Hafız Mevlithan Halil İbrahim Çanakkaleli
“Esat abi ile herkes gibi benim de anılarım var. Şu anda hepsini hatırlamam mümkün değil! Başka bir zaman görüştüğümüzde hazırlıklı olur, bolca anlatırım. Esat abiden ben de okudum, dersler aldım. Bir çok yerlere ve mevlitlere gittim, oturuşundan, duruşundan, hareketlerinden çok ilham aldım. Unutamadığım en güzel hatıram ise yerini şimdi pek hatırlayamıyorum, bir meclis toplantısıydı, çok kalabalıktı. Hatırladığım oradaki bazı kişiler Saadeddin Kaynak, Alaaddin Yavaşca, Esat Gerede ve ben vardım.
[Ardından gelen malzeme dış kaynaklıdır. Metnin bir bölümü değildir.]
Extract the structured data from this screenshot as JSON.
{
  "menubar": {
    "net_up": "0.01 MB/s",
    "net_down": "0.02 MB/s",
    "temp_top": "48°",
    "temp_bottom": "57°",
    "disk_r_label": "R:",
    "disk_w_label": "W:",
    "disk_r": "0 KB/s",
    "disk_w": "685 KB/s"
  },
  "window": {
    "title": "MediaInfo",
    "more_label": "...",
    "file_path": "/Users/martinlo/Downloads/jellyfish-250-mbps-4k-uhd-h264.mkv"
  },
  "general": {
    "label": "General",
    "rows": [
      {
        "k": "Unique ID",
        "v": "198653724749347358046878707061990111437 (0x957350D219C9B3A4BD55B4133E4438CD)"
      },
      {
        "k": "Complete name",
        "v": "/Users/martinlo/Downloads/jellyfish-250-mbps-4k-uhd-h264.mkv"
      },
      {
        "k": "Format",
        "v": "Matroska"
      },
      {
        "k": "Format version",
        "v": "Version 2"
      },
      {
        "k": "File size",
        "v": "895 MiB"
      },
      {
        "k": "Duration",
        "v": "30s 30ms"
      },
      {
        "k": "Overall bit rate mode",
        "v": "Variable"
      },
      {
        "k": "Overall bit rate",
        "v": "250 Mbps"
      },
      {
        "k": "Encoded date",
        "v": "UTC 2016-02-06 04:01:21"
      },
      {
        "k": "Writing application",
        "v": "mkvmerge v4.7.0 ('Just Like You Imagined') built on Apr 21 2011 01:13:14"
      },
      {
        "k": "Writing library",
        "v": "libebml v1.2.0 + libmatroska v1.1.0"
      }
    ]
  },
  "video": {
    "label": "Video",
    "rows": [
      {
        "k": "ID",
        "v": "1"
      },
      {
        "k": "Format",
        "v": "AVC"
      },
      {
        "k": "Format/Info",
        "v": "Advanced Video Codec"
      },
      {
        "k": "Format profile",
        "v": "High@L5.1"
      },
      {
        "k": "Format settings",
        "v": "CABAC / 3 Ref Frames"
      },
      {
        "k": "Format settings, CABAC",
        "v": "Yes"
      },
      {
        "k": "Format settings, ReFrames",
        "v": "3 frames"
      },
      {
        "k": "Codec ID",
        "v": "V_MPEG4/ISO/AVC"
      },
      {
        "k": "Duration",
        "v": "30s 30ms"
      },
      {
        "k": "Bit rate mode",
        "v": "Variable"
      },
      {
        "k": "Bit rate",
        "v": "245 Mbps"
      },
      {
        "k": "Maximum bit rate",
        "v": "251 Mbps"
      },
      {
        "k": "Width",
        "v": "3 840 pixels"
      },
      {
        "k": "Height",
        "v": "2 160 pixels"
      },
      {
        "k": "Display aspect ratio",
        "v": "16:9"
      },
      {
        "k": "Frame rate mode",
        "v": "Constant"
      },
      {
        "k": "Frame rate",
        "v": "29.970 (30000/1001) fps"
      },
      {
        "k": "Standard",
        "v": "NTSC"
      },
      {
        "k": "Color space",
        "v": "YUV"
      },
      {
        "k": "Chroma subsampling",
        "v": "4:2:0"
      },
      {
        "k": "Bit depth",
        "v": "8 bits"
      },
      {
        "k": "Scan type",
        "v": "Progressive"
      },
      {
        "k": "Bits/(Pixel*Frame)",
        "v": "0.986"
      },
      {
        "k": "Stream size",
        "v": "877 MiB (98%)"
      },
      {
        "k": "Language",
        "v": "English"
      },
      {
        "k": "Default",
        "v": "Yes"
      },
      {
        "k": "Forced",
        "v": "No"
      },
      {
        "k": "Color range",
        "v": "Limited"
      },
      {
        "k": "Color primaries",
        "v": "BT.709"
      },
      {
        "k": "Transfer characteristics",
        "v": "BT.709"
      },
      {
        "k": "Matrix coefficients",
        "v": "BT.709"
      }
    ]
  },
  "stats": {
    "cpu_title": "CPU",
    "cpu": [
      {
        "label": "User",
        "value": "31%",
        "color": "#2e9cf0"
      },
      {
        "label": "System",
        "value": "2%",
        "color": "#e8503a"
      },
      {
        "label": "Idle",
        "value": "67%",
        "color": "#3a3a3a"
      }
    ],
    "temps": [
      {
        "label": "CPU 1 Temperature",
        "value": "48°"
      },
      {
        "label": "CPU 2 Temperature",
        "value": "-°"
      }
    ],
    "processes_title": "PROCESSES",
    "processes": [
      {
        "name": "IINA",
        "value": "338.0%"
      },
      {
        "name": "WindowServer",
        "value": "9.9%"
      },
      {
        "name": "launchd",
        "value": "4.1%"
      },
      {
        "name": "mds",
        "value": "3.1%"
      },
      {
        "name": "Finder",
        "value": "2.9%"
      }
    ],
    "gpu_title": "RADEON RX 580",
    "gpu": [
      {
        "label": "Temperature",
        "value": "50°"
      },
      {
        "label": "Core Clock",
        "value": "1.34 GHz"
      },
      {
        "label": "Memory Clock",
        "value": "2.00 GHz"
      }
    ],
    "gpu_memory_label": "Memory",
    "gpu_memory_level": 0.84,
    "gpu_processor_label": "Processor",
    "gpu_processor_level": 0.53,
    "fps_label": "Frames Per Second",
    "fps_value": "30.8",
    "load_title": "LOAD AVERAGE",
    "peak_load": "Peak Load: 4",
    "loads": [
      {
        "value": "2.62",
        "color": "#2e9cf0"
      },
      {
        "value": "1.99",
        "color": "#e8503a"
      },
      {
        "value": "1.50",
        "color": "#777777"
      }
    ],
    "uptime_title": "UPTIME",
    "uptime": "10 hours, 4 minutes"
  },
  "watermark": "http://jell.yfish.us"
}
Bir zaman sonra Alaaddin Yavaşca, Kani Karaca’ya “bir şeyler oku” dedi. Kani Karaca, okumaya başladı. Bir zaman sonra Alaaddin Yavaşca Kani’ye; “Sen ne okudun? Bu eserde bu kadar makam değiştirilmez, eseri berbat ettin.”dedi. Saadeddin Kaynak hoca Esat abiye; “Esat, bize bir şeyler oku.”dedi. İşte coştukça coştu, eser bitti. Alaaddin Yavaşca Saadeddin Kaynak’a dönerek, “Hoca Esat ne yaptı?” deyince Kaynak hoca da “Allah Esat’ın gırtlağına bülbülü koymuş, oradan bize şakıyıp duruyor.”dedi. Ben de Esat abiden bir şeyler kapmak için uğraş verirdim. Galip, ne iyi ettin de bizleri buldun. Hocamızı tekrar yadettik. Toprağı bol olsun.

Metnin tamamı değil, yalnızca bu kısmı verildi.